Capacity utilization at 80% in 1Q; cement realization down 2% QoQ

* Revenue/EBITDA/Adj. profit stood at INR50b/INR9.3b/INR5.8b (+19%/+14%/+84% YoY and +4%/-3%/+37% vs. our estimates). Sales volume rose 19% YoY. The company generated additional revenue from the sale of a coal shipment, which drove blended realization higher (up 3% QoQ). But cement realization was down 4% YoY/2% QoQ.

* Average fuel consumption cost stood at INR2.37/Kcal vs. INR2.64/INR2.53 in 1QFY23/4QFY23. Freight costs/other expenses/employee cost per tonne declined 1%/13%/9% YoY. OPM contracted 80bp YoY to 18.7% and EBITDA/t declined 4% YoY to INR1,046.

* Depreciation declined 6% YoY/30% QoQ. Accelerated depreciation was provided in previous quarters due to higher capitalization. Depreciation in FY24 is estimated to be INR20b vs. INR3.1b in 1QFY24, as new capacities will be commissioned in the coming quarters.

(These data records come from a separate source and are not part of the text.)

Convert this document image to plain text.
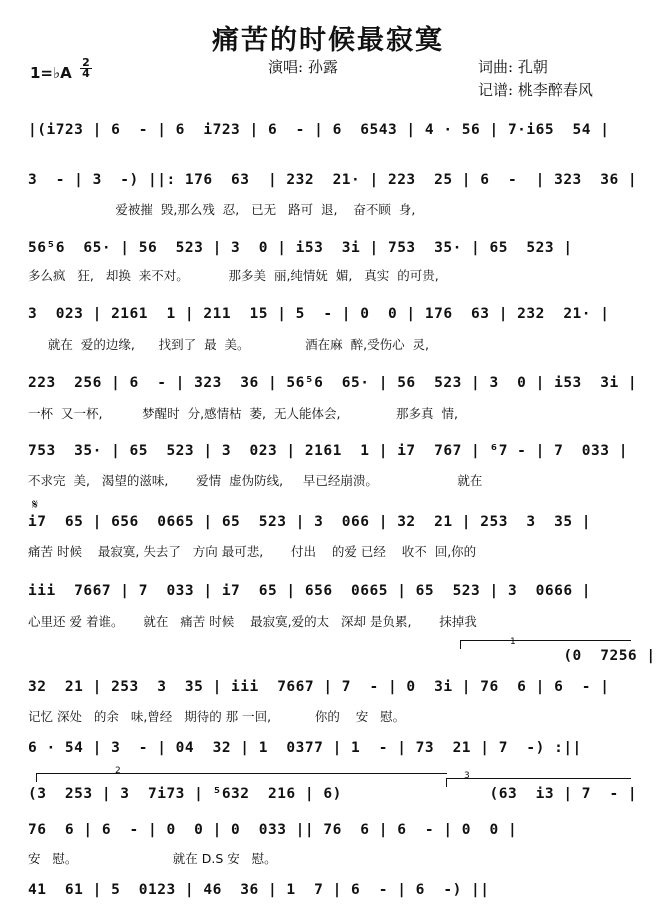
痛苦的时候最寂寞
1=♭A
2
4	演唱: 孙露	词曲: 孔朝
记谱: 桃李醉春风
|(i723 | 6  - | 6  i723 | 6  - | 6  6543 | 4 · 56 | 7·i65  54 |
3  - | 3  -) ||: 176  63  | 232  21· | 223  25 | 6  -  | 323  36 |
爱被摧  毁,那么残  忍,   已无   路可  退,    奋不顾  身,
56⁵6  65· | 56  523 | 3  0 | i53  3i | 753  35· | 65  523 |
多么疯   狂,   却换  来不对。          那多美  丽,纯情妩  媚,   真实  的可贵,
3  023 | 2161  1 | 211  15 | 5  - | 0  0 | 176  63 | 232  21· |
就在  爱的边缘,      找到了  最  美。              酒在麻  醉,受伤心  灵,
223  256 | 6  - | 323  36 | 56⁵6  65· | 56  523 | 3  0 | i53  3i |
一杯  又一杯,          梦醒时  分,感情枯  萎,  无人能体会,              那多真  情,
753  35· | 65  523 | 3  023 | 2161  1 | i7  767 | ⁶7 - | 7  033 |
不求完  美,   渴望的滋味,       爱情  虚伪防线,     早已经崩溃。                    就在
𝄋
i7  65 | 656  0665 | 65  523 | 3  066 | 32  21 | 253  3  35 |
痛苦 时候    最寂寞, 失去了   方向 最可悲,       付出    的爱 已经    收不  回,你的
iii  7667 | 7  033 | i7  65 | 656  0665 | 65  523 | 3  0666 |
心里还 爱 着谁。     就在   痛苦 时候    最寂寞,爱的太   深却 是负累,       抹掉我
1
(0  7256 |
32  21 | 253  3  35 | iii  7667 | 7  - | 0  3i | 76  6 | 6  - |
记忆 深处   的余   味,曾经   期待的 那 一回,           你的    安   慰。
6 · 54 | 3  - | 04  32 | 1  0377 | 1  - | 73  21 | 7  -) :||
2	3
(3  253 | 3  7i73 | ⁵632  216 | 6)                (63  i3 | 7  - |
76  6 | 6  - | 0  0 | 0  033 || 76  6 | 6  - | 0  0 |
安   慰。                        就在 D.S 安   慰。
41  61 | 5  0123 | 46  36 | 1  7 | 6  - | 6  -) ||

Highlights from the management commentary

* Cement demand is expected to remain strong given the government’s focus on infrastructure development, higher spending by the government ahead of general elections and demand from the housing segment. Volume growth should be in double digits in FY24. ? Volume grew in double digits YoY across key markets: ~25% in East, ~20% in South, and ~12% in the North region.

* A grinding unit of 3mtpa was commissioned in Purulia, West Bengal, which helped SRCM expand its presence in all key markets in the East region.

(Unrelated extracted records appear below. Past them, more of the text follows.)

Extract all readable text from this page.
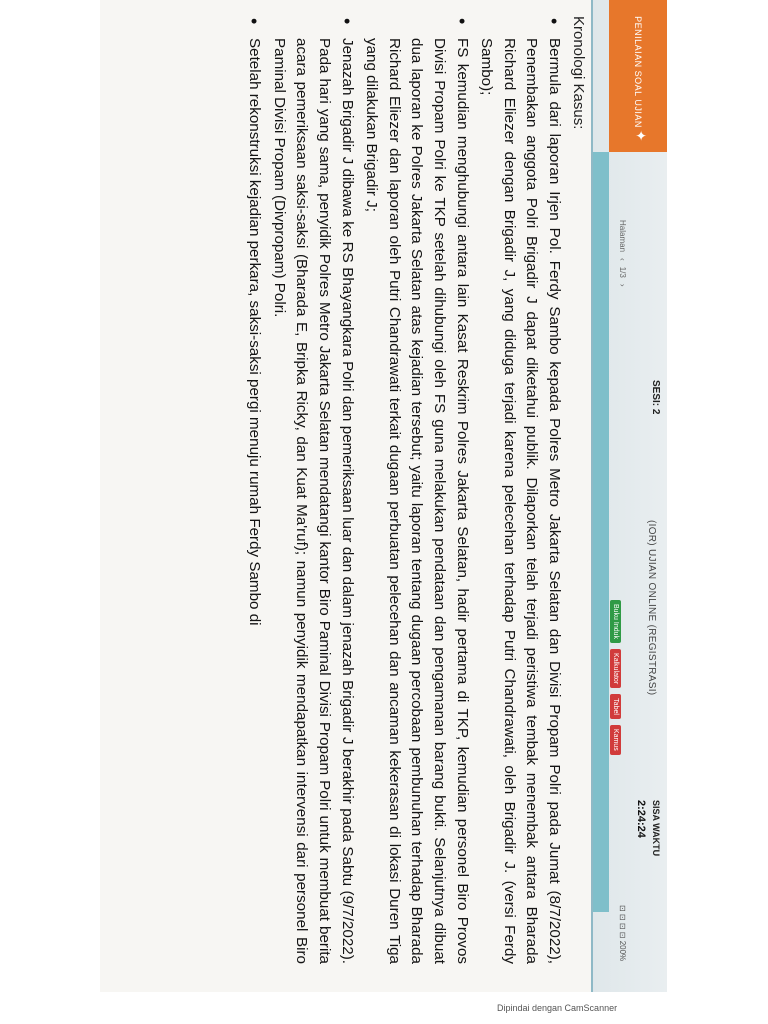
PENILAIAN SOAL UJIAN
✦
SESI: 2
(IOR) UJIAN ONLINE (REGISTRASI)
Halaman
‹
1/3
›
Buku Induk
Kalkulator
Tabel
Kamus
SISA WAKTU
2:24:24
⊡ ⊡ ⊡ ⊡ 200%
Kronologi Kasus:
• Bermula dari laporan Irjen Pol. Ferdy Sambo kepada Polres Metro Jakarta Selatan dan Divisi Propam Polri pada Jumat (8/7/2022), Penembakan anggota Polri Brigadir J dapat diketahui publik. Dilaporkan telah terjadi peristiwa tembak menembak antara Bharada Richard Eliezer dengan Brigadir J, yang diduga terjadi karena pelecehan terhadap Putri Chandrawati, oleh Brigadir J. (versi Ferdy Sambo);
• FS kemudian menghubungi antara lain Kasat Reskrim Polres Jakarta Selatan, hadir pertama di TKP, kemudian personel Biro Provos Divisi Propam Polri ke TKP setelah dihubungi oleh FS guna melakukan pendataan dan pengamanan barang bukti. Selanjutnya dibuat dua laporan ke Polres Jakarta Selatan atas kejadian tersebut; yaitu laporan tentang dugaan percobaan pembunuhan terhadap Bharada Richard Eliezer dan laporan oleh Putri Chandrawati terkait dugaan perbuatan pelecehan dan ancaman kekerasan di lokasi Duren Tiga yang dilakukan Brigadir J;
• Jenazah Brigadir J dibawa ke RS Bhayangkara Polri dan pemeriksaan luar dan dalam jenazah Brigadir J berakhir pada Sabtu (9/7/2022). Pada hari yang sama, penyidik Polres Metro Jakarta Selatan mendatangi kantor Biro Paminal Divisi Propam Polri untuk membuat berita acara pemeriksaan saksi-saksi (Bharada E, Bripka Ricky, dan Kuat Ma'ruf); namun penyidik mendapatkan intervensi dari personel Biro Paminal Divisi Propam (Divpropam) Polri.
• Setelah rekonstruksi kejadian perkara, saksi-saksi pergi menuju rumah Ferdy Sambo di
Dipindai dengan CamScanner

Valuation expensive; maintain Neutral

* SRCM has been trading at premium valuations due to cost leadership, efficient capital deployment, and higher capacity/volume CAGRs than the industry. We continue to believe that SRCM’s cost benefits over its peers are narrowing.

* The stock trades at 19.4x FY24E EV/EBITDA (in line with its 10-year average one-year forward EV/EBITDA of 19.5x), which appears rich. We maintain our Neutral rating and value the stock at 16x FY25E EV/EBITDA to arrive at our TP of INR24,200.